C’est alors qu’on frappa à la porte du laboratoire. Trois têtes se retournèrent vers l’entrée. La démoniste fit signe à ses invitées de rester silencieuses puis elle activa une autre machine dont l’écran s’alluma. Sur l’image, on pouvait voir une silhouette orangée derrière laquelle se tenaient plusieurs autres qui étaient beaucoup plus bleues. La stupeur, mêlée à la peur, qui apparut dans les yeux violets d’Ellécnite mit Asnath et Noem’Aeda en alerte.

Consciente que son silence devenait suspect, la gnome cria :

- Oui, qui est-ce ?

- Excusez-moi, répondit une voix de l’autre côté de la porte, je porte un message pour Mademoiselle Turosiven, suis-je au bon endroit ?
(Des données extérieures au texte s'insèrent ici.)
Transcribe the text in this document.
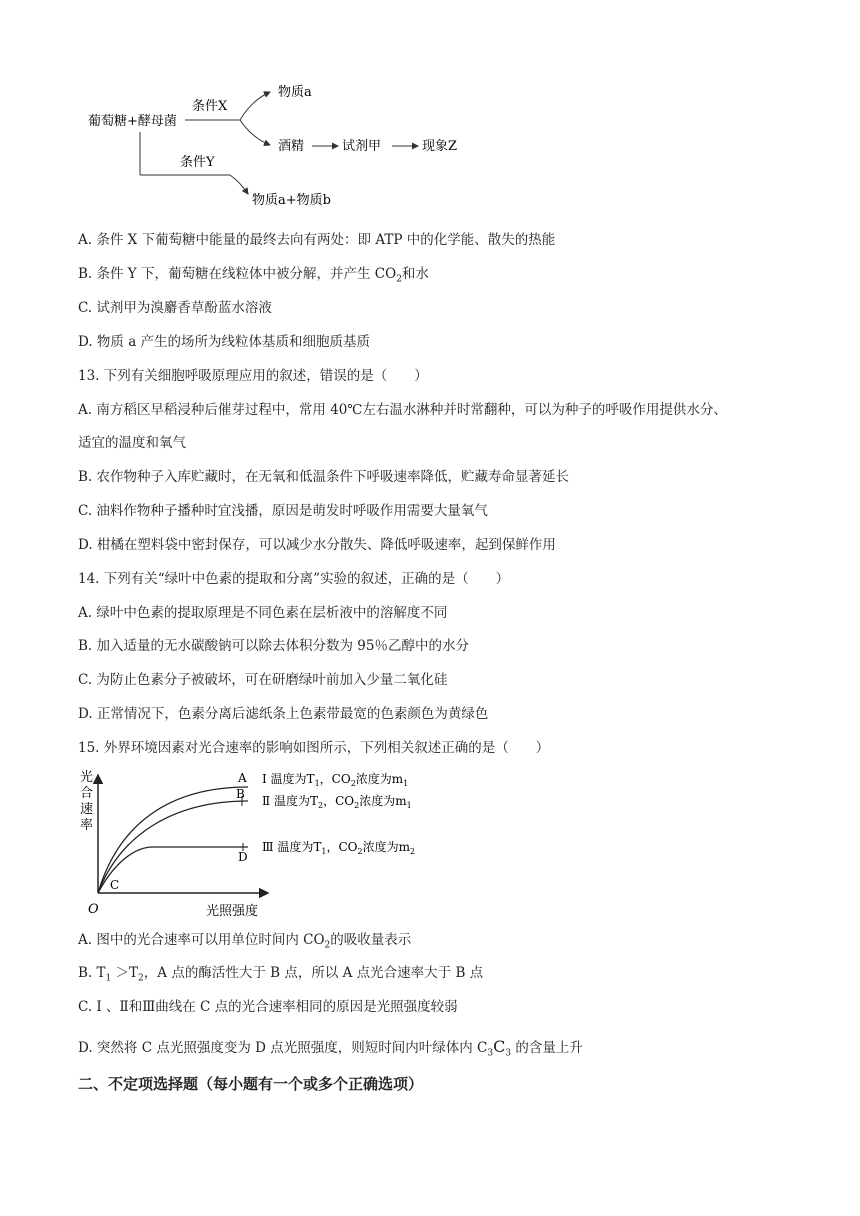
葡萄糖+酵母菌
条件X
物质a
酒精	试剂甲	现象Z
条件Y
物质a+物质b
A. 条件 X 下葡萄糖中能量的最终去向有两处：即 ATP 中的化学能、散失的热能
B. 条件 Y 下，葡萄糖在线粒体中被分解，并产生 $CO_2$和水
C. 试剂甲为溴麝香草酚蓝水溶液
D. 物质 a 产生的场所为线粒体基质和细胞质基质
13. 下列有关细胞呼吸原理应用的叙述，错误的是（　　）
A. 南方稻区早稻浸种后催芽过程中，常用 40℃左右温水淋种并时常翻种，可以为种子的呼吸作用提供水分、
适宜的温度和氧气
B. 农作物种子入库贮藏时，在无氧和低温条件下呼吸速率降低，贮藏寿命显著延长
C. 油料作物种子播种时宜浅播，原因是萌发时呼吸作用需要大量氧气
D. 柑橘在塑料袋中密封保存，可以减少水分散失、降低呼吸速率，起到保鲜作用
14. 下列有关“绿叶中色素的提取和分离”实验的叙述，正确的是（　　）
A. 绿叶中色素的提取原理是不同色素在层析液中的溶解度不同
B. 加入适量的无水碳酸钠可以除去体积分数为 95％乙醇中的水分
C. 为防止色素分子被破坏，可在研磨绿叶前加入少量二氧化硅
D. 正常情况下，色素分离后滤纸条上色素带最宽的色素颜色为黄绿色
15. 外界环境因素对光合速率的影响如图所示，下列相关叙述正确的是（　　）
光
合
速
率
O	光照强度
A
B
C
D
Ⅰ 温度为$T_1$，$CO_2$浓度为$m_1$
Ⅱ 温度为$T_2$，$CO_2$浓度为$m_1$
Ⅲ 温度为$T_1$，$CO_2$浓度为$m_2$
A. 图中的光合速率可以用单位时间内 $CO_2$的吸收量表示
B. $T_1 >T_2$，A 点的酶活性大于 B 点，所以 A 点光合速率大于 B 点
C. Ⅰ 、Ⅱ和Ⅲ曲线在 C 点的光合速率相同的原因是光照强度较弱
D. 突然将 C 点光照强度变为 D 点光照强度，则短时间内叶绿体内 $C_3C_3$ 的含量上升
二、不定项选择题（每小题有一个或多个正确选项）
- Madame ! Oui, c’est moi, répondit Ellécnite, vous êtes sûrement le messager de mon fournisseur de matériel. Vous venez m’apporter sa facture n’est-ce pas ?

- En effet, c’est exact, fit cordialement la voix, puis-je entrer ?

- Aaah mon expérience, hurla tout à coup la démoniste, pardonnez-moi pouvez-vous attendre quelques minutes, je dois empêcher cet appareil de faire exploser ma maison.

- Faites je vous en prie.

Asnath et Noem’Aeda étaient encore en train de chercher l’expérience dangereuse lorsqu’Ellécnite bondit près d’elles et les força à se mettre à sa hauteur.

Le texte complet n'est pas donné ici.